A crackdown on corruption in China has taken a toll on VIP play, which once accounted for 70% of Macau's gaming revenue. 2015 will be a year of adjustment for the companies with casinos there.
Why a slowdown isn't as bad as it seems
Gaming revenue may be down in Macau, but profits for Las Vegas Sands (NYSE:LVS), Wynn Resorts (NASDAQ:WYNN), Melco Crown (NASDAQ:MLCO), and MGM Resorts (NYSE:MGM) won't be down for the year. That's because mass market play was up in 2014, and that segment is about four times higher margin than VIP play.
As long as that trend continues, profits should remain strong even if gaming overall declines again in 2015. And given the trends we've seen lately, 2015 will likely be a down year as well.
Macau's next phase begins
What's key for the long-term health of Macau and the gaming companies is a transition from reliance on VIP gambling to the mass-market and non-gaming revenue. The transition has been under way for years, but it'll be in focus if VIP gaming continues to decline.
When Las Vegas Sands began building the Cotai Strip, it was this mass-market and non-gaming business CEO Sheldon Adelson had in mind. The Venetian Macau, Four Seasons Macau, Sands Cotai Central, and The Parisian form the heart of the region, and with nearly 9,300 hotel rooms in Macau, the company is drawing thousands of mass-market players each day.
Wynn Resorts and MGM will join the Cotai region in 2016 with resorts that are currently under construction. Like Las Vegas Sands, they've put a focus on mass-market and non-gaming activities, and they should reduce their reliance on VIP gaming as a result.
Can Macau grow on the back of the mass-market?
What will be interesting to see in coming years is if Macau is indeed a supply-constrained market, as many industry executives suggest. In theory, if supply is the constraint, new resorts shouldn't cannibalize older resorts, and Macau's revenue overall will rise as new resorts are completed.
But if Macau doesn't see an increase in demand as supply increases, then profits could be suppressed long term as properties fight for customers. This is a risk today, particularly with the downward trend in gaming overall.

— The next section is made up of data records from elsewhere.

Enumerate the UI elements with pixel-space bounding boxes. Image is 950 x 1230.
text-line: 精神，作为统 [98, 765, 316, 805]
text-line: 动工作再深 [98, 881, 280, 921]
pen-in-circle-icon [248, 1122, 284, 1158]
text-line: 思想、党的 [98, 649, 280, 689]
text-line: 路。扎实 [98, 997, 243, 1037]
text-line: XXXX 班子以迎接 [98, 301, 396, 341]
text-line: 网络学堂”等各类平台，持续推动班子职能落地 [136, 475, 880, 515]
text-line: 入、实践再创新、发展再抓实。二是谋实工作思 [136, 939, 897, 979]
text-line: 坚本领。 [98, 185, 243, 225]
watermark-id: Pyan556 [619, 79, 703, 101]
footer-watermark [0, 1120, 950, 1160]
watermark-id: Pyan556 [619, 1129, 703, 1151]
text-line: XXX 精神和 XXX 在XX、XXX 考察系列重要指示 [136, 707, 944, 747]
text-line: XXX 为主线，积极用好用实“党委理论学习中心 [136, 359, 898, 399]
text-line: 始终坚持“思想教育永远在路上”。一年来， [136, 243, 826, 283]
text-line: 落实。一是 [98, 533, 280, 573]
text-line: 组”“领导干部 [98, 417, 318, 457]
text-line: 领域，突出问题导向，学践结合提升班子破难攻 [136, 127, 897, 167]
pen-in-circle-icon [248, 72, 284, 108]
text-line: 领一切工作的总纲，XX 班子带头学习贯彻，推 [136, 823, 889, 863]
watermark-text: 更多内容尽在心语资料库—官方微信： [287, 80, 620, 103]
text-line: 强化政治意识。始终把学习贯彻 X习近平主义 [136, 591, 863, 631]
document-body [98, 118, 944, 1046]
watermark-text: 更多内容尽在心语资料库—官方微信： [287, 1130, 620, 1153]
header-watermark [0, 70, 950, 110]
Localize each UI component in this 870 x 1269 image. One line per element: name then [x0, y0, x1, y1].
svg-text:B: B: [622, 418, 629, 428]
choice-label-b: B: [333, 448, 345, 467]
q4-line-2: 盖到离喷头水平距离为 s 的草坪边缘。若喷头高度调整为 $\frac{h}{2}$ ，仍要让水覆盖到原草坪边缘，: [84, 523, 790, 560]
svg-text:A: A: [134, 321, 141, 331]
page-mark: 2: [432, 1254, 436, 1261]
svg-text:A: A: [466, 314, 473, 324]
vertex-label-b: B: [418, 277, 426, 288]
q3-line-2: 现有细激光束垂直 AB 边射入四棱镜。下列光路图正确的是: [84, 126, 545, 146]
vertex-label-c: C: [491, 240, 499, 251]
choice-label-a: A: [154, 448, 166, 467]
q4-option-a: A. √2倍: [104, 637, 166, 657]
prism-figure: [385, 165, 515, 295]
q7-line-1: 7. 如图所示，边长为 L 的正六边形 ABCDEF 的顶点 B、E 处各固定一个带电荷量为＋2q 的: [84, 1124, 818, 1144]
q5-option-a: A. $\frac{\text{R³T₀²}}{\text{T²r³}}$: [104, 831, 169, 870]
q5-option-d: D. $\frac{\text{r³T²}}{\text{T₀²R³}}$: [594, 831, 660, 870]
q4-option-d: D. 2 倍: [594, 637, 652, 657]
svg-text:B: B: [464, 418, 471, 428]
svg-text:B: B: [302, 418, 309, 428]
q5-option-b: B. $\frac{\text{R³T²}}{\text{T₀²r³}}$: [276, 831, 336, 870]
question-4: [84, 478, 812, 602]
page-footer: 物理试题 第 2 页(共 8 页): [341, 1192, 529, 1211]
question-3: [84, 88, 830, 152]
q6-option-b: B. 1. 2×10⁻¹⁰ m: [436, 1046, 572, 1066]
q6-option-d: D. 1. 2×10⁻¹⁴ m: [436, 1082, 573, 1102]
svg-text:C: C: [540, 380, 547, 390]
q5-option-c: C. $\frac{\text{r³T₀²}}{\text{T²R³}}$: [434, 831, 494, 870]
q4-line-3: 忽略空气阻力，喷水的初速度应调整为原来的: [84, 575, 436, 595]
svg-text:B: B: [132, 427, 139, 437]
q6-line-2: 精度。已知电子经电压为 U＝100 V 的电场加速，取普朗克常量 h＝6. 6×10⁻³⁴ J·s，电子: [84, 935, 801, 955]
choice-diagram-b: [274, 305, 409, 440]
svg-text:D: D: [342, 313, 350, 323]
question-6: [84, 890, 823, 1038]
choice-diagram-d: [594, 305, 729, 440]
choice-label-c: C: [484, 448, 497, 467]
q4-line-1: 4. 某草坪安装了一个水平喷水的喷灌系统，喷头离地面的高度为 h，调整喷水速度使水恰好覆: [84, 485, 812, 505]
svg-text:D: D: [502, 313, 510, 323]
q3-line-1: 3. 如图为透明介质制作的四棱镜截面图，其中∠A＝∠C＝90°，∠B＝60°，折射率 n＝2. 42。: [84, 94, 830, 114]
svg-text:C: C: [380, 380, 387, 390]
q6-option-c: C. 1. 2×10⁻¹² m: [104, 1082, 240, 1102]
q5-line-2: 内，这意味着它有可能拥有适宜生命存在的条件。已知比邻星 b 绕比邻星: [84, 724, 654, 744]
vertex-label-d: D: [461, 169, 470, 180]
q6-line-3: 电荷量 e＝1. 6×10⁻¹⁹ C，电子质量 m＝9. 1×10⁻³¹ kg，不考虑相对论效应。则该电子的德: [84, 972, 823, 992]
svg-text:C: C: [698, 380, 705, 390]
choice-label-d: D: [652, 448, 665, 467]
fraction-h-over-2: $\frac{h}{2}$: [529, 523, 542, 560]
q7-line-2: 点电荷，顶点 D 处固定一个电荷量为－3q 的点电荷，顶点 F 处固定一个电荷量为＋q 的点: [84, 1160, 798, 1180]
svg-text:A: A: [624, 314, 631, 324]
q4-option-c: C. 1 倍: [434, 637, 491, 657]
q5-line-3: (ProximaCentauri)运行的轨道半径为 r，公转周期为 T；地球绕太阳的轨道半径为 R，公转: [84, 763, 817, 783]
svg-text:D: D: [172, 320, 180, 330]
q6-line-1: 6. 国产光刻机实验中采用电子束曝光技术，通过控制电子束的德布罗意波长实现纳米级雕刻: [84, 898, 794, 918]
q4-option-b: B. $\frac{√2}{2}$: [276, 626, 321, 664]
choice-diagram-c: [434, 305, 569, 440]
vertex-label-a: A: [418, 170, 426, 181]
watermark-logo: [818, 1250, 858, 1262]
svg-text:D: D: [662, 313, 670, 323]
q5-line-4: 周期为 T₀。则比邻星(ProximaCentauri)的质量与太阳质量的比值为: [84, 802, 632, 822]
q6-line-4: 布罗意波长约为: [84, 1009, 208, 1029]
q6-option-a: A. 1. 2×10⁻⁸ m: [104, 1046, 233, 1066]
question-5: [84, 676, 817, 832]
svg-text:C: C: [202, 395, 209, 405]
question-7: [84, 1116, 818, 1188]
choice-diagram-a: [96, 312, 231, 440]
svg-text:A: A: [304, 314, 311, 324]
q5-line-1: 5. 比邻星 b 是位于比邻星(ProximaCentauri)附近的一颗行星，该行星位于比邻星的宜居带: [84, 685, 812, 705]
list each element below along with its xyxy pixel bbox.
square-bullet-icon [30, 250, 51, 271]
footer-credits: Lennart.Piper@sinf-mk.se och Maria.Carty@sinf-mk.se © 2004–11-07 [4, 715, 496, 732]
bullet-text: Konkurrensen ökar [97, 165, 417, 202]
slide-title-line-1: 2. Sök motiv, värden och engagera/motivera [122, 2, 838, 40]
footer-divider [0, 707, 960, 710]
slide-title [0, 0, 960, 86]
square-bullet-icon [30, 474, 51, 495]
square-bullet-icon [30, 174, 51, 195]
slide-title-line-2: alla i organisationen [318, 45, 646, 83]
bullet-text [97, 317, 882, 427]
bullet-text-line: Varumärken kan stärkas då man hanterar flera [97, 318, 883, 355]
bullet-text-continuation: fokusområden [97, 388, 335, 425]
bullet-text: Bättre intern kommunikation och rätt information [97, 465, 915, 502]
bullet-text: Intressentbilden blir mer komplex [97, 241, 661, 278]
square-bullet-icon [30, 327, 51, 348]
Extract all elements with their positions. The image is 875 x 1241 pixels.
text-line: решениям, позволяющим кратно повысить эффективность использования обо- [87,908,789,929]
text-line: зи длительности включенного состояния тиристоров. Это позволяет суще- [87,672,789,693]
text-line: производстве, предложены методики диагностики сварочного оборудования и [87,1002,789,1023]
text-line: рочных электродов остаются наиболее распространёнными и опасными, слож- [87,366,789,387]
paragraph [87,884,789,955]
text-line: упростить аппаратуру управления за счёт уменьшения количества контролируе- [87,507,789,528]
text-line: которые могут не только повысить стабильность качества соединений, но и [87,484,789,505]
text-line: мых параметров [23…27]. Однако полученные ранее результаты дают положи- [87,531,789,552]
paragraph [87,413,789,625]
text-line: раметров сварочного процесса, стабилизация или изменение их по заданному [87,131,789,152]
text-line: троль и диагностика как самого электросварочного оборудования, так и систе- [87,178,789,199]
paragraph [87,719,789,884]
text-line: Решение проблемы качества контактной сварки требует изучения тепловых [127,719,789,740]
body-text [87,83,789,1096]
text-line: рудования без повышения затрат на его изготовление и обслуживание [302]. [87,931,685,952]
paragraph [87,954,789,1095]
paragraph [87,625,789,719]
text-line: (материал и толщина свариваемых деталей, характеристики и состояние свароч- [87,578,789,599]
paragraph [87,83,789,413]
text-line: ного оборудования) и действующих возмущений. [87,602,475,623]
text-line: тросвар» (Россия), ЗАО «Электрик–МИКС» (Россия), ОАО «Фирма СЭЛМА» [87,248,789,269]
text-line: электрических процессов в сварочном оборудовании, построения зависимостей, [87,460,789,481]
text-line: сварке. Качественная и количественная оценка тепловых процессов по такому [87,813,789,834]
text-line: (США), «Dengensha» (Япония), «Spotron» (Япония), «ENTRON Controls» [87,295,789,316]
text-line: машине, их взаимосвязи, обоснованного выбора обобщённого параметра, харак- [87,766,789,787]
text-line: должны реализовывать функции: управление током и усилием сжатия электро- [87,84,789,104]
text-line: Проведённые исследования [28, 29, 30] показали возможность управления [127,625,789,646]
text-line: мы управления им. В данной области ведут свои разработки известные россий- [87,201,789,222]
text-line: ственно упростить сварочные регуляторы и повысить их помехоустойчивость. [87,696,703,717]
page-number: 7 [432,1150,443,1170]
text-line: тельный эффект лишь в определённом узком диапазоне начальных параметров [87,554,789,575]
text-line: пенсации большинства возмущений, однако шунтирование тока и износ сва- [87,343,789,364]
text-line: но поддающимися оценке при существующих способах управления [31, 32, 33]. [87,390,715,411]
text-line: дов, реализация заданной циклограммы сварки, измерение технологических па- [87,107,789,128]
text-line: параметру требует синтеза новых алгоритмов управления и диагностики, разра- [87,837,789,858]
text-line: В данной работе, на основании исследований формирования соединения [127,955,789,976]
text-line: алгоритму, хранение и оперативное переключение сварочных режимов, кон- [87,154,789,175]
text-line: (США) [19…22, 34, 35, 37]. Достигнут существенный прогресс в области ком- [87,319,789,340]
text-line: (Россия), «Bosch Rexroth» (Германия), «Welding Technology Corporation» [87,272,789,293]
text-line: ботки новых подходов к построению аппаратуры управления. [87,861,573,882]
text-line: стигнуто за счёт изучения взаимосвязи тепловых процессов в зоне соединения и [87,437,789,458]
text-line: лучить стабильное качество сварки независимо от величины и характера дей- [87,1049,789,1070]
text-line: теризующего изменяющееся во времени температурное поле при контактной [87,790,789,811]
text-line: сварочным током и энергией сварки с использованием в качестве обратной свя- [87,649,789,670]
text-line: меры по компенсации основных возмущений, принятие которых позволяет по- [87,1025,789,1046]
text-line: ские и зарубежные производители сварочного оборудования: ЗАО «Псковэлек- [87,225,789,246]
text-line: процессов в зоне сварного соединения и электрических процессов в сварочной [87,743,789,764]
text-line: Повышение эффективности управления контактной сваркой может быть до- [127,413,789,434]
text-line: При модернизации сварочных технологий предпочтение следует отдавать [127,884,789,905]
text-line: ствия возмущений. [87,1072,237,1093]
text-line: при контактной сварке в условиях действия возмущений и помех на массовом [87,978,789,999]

Investors could be in for a rocky couple of years in Macau, but over the long term, this is still a highly profitable business. Expectations for growth may just have to be ratcheted down a notch or two. I'm staying long Macau gaming stocks, but I don't have dreams of double-digit growth in the near future. These are now cash flow stocks that pay solid dividends, and while that's a new place for gaming stocks to be, it isn't bad for investors who hold onto Macau gaming stocks for the long term.